Web Hosting Talk : Web Hosting Main Forums : Programming Discussion : If you found a massive security hole with your webhost, what would you do?

[iambuddylee]

Well, right off the bat, of course you would tell them right? Well, what if they panicked and the easiest fix broke your site(s)?

Without going into too many details, one of the hosting companies I use has a vulnerability where I can see any of the other user's files, passwords, etc, even if they're password protected resources. I'm talking source files, everything.

This is a pretty big deal, and I need to tell them, I want to tell them in a way that they won't freak out and shut down my account. I found this out very accidentally, but again, the way I have things setup on my site now, if they fix this bug, it could very possibly break one of my sites.

Any suggestions?

[seodevhead]

I'm not sure how it could "break" your site if your site is properly coded and designed. If they are password protected resources... I'm not sure how you can so easily see the secure files... if you could, then it wouldn't be "password protected". I'm at a loss.

[iambuddylee]

Well, a little more detail:

My site reads and writes files, creates directories, does all kinds of things on the fly. So, the processes it runs under needs write privledges on the file server. I've had some problems with webhosts tightening their security and when they do, my site breaks because it doesn't have the ability to create files & folders.

So, along those lines, I found out that through my site, I can not only read and write files in my own directorys, but any user's directory (and potentially any directory) on the server. So, what I was saying was, even if the user password protected a directory on their site from a website point of view, I could still see and download any file I wanted to from anywhere on the server...

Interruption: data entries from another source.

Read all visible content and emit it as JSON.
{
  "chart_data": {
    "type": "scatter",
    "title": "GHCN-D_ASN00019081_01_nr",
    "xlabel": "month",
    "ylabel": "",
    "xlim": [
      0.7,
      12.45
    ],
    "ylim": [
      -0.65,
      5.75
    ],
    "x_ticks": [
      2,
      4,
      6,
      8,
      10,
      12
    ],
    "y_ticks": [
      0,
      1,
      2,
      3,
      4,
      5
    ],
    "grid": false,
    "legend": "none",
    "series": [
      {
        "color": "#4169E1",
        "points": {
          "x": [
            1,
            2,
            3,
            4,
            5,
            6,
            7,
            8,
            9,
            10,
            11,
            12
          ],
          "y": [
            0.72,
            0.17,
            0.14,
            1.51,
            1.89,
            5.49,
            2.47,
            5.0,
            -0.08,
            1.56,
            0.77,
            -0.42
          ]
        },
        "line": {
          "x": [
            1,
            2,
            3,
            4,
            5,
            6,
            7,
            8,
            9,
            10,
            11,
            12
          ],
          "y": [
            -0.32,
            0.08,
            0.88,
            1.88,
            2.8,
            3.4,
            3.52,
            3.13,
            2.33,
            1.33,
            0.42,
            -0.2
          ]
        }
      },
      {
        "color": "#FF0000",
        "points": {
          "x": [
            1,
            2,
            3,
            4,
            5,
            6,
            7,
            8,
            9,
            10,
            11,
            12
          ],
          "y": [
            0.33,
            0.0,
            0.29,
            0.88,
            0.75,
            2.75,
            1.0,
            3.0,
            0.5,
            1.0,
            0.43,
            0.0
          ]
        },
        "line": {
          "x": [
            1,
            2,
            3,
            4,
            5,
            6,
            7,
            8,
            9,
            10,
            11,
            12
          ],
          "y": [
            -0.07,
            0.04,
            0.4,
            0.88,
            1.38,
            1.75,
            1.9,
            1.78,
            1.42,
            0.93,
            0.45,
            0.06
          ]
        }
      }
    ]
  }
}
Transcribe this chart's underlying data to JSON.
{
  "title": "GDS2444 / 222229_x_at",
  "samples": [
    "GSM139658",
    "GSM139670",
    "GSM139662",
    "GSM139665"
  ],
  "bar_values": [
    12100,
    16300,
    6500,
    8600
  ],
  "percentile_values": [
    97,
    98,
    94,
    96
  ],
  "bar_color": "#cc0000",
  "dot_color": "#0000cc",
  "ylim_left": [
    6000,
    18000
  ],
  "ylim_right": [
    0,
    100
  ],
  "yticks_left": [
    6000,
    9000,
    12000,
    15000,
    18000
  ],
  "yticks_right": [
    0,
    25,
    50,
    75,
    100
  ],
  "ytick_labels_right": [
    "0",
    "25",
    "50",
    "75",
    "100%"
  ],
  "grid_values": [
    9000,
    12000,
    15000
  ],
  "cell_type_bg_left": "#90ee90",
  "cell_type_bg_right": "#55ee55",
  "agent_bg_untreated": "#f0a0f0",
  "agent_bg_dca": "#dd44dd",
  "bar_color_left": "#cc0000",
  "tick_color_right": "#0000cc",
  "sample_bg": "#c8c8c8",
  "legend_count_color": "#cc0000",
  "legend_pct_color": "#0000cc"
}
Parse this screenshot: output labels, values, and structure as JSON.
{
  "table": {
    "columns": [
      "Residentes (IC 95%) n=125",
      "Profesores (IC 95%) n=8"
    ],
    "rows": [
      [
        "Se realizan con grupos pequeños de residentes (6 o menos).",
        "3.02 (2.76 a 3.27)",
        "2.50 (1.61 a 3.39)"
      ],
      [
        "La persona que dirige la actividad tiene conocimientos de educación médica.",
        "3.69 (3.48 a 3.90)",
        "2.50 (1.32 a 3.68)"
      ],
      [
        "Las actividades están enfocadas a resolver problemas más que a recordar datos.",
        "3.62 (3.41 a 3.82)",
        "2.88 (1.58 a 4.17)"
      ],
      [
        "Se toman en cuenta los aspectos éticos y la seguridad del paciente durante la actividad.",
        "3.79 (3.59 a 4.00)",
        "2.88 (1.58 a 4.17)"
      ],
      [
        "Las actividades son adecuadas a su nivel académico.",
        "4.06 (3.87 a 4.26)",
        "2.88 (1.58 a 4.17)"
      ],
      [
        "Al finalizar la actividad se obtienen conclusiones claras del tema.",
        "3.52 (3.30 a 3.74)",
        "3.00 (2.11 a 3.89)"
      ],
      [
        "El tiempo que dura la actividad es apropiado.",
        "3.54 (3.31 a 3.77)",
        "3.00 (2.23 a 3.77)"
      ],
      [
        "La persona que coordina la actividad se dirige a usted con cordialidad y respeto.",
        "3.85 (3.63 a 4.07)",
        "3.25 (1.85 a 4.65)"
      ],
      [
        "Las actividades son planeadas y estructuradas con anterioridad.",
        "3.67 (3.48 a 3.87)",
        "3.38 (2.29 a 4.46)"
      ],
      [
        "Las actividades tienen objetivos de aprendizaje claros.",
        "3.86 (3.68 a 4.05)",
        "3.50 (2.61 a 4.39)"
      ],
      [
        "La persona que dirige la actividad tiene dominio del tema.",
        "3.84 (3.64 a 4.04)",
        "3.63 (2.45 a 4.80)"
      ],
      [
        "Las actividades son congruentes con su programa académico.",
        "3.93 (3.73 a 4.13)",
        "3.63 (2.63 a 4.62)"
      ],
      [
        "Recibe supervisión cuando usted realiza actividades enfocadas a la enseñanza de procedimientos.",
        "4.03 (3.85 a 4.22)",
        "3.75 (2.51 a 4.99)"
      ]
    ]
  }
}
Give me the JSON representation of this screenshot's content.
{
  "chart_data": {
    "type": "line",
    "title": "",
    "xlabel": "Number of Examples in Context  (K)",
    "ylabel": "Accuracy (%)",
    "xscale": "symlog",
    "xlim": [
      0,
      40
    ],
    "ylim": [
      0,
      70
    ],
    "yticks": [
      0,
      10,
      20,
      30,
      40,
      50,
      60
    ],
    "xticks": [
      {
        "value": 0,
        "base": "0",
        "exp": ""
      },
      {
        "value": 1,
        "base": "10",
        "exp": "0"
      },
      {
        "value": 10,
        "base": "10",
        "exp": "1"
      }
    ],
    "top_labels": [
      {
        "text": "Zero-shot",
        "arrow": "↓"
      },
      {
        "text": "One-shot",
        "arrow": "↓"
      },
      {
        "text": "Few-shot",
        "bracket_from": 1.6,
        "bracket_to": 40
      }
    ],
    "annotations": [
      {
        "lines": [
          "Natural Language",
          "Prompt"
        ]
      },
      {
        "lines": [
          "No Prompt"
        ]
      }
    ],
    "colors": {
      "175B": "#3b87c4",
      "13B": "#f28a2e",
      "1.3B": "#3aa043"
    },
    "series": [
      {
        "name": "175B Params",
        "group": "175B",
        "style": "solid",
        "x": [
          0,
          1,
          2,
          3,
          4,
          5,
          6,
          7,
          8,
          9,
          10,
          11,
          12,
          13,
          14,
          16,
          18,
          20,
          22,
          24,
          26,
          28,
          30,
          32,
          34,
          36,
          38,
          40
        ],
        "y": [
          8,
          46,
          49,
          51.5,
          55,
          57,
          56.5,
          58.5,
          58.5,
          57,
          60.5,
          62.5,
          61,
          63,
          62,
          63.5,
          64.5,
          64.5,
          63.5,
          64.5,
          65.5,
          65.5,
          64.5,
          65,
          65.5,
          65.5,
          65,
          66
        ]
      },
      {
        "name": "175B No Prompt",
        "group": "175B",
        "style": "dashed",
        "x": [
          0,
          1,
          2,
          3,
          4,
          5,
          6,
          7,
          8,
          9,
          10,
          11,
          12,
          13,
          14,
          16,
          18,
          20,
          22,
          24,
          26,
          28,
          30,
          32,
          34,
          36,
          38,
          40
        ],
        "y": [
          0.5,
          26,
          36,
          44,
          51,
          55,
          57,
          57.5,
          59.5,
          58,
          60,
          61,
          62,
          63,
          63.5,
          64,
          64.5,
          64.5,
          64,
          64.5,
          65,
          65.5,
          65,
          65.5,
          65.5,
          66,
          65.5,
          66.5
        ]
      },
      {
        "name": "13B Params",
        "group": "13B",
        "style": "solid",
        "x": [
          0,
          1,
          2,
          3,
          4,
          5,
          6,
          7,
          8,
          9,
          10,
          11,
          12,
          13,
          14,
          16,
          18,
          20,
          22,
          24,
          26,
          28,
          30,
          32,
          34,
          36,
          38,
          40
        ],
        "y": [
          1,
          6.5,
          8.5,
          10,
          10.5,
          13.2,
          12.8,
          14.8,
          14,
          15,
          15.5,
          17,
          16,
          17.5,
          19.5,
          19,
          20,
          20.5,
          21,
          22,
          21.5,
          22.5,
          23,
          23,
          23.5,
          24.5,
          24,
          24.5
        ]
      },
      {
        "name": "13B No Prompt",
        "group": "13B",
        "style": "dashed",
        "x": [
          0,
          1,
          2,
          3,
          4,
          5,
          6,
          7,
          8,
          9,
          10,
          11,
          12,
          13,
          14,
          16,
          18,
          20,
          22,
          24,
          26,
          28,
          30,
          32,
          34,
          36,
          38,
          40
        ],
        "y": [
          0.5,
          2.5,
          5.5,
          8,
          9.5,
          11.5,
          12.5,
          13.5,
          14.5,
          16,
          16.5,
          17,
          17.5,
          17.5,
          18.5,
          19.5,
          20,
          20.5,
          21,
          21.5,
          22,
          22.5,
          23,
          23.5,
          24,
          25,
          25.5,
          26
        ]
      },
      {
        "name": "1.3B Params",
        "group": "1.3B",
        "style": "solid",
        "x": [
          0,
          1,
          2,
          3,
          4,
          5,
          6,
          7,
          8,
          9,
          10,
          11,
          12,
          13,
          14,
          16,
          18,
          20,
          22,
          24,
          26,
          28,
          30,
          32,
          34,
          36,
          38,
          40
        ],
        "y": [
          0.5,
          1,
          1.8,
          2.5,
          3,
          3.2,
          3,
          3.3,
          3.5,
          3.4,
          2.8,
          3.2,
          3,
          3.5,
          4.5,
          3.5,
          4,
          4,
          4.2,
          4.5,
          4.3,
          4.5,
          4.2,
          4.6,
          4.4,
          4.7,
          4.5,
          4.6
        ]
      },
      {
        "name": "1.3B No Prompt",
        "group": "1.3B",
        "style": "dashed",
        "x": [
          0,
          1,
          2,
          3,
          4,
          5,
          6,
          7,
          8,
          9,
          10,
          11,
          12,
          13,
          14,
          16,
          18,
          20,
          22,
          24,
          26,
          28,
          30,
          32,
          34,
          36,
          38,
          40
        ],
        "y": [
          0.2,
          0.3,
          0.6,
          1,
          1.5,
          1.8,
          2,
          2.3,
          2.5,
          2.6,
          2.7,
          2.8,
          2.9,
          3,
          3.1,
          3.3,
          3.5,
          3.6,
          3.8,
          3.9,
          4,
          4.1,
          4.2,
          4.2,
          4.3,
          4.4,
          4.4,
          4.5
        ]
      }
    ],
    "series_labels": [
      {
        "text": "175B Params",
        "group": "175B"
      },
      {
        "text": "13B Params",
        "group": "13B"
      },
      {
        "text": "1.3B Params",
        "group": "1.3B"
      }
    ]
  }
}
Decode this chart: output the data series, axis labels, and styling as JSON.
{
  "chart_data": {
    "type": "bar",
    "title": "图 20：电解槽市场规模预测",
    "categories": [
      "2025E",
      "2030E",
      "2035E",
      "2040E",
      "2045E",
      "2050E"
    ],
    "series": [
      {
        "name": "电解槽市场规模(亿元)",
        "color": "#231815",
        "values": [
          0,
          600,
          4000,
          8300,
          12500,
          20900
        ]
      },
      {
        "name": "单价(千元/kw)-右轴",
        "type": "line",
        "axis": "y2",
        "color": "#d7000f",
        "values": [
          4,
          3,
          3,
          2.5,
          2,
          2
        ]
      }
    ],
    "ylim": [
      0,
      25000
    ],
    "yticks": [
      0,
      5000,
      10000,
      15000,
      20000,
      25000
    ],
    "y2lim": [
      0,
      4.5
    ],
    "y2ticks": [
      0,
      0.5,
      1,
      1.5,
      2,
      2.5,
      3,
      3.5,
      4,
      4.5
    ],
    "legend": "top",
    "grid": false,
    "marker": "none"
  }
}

That's the security problem

[365YearsFree.com]

This sounds reminicent of old dedicated servers, where you could freely browse around anyone's directories via FTP. You couldn't write to them, but you could view/download/other bad stuff any file anywhere on the server.

If you can actually read and write to other people's sites, then you should definitely alert your host, because something is horribly wrong. If you can only view other files, then something may not technically be broken. They just may not have that extra security measure in place.

Though, no matter how tight your hosting company's "security" is (or lack there of), it seems a little strange to me that they'd worry more about users creating directories as the Apache user in their own directories, thus breaking your site, and would overlook the fact that you can read and write manually to any other directory.....

My advice -- get a new host

[ergo]

Quote:

Originally Posted by iambuddylee

Well, a little more detail:

My site reads and writes files, creates directories, does all kinds of things on the fly. So, the processes it runs under needs write privledges on the file server. I've had some problems with webhosts tightening their security and when they do, my site breaks because it doesn't have the ability to create files & folders.
That's the security problem

so it means you have badly coded your site probably, ( open_basedir problems ?? ).
its like you'd be using $var instead of $_POST['var'] and blamed your hosting company for being hacked because they left register_globals=on ;-)

if you can do something what isnt meant to be done in a shared environment it means you should rewrite your code . What would happen if you needed to change your hosting company ? your site dies, this should not be an option.
my way of solving this is to recode the parts of your site to work as they should be and then inform your host of the vulnerability.
and one more thing....
arent you scared thaf if u can do it someone else can do it too ? and read your data ?

[iambuddylee]

Quote:

Originally Posted by ergo

so it means you have badly coded your site probably, ( open_basedir problems ?? ).
its like you'd be using $var instead of $_POST['var'] and blamed your hosting company for being hacked because they left register_globals=on ;-)

if you can do something what isnt meant to be done in a shared environment it means you should rewrite your code . What would happen if you needed to change your hosting company ? your site dies, this should not be an option.
my way of solving this is to recode the parts of your site to work as they should be and then inform your host of the vulnerability.

actually, it's asp.net, not php so I don't really understand your example, but I see what you're saying. I don't think that anything is coded incorrectly on my end, there are just a few weird settings that webhosts sometimes miss. It is possible to allow my site to read and write within it's little sandbox and not let it out of it's cage, but in the past when a host needs to fix what they consider an immediate flaw, they overreact and take away everyone's permissions, creating a problem...

I will try and verify that I can indeed write to other user's folders, if I can, then yeah, it's a big problem. Even if I can just read, there are lots of passwords and other things out there that I shouldn't be able to get to that I can.

Anyways, I'll start talking with them about this and see what they say.

[ergo]

if you are unconfortable with informing them directly create some free emailbox and email them.
i didnt know it was asp.net :-)

[innova]

Sell your web hosting account to the highest bidder. Some local IRC kiddies will be most appreciative.

Just kidding.. Make a backup and get the heck out!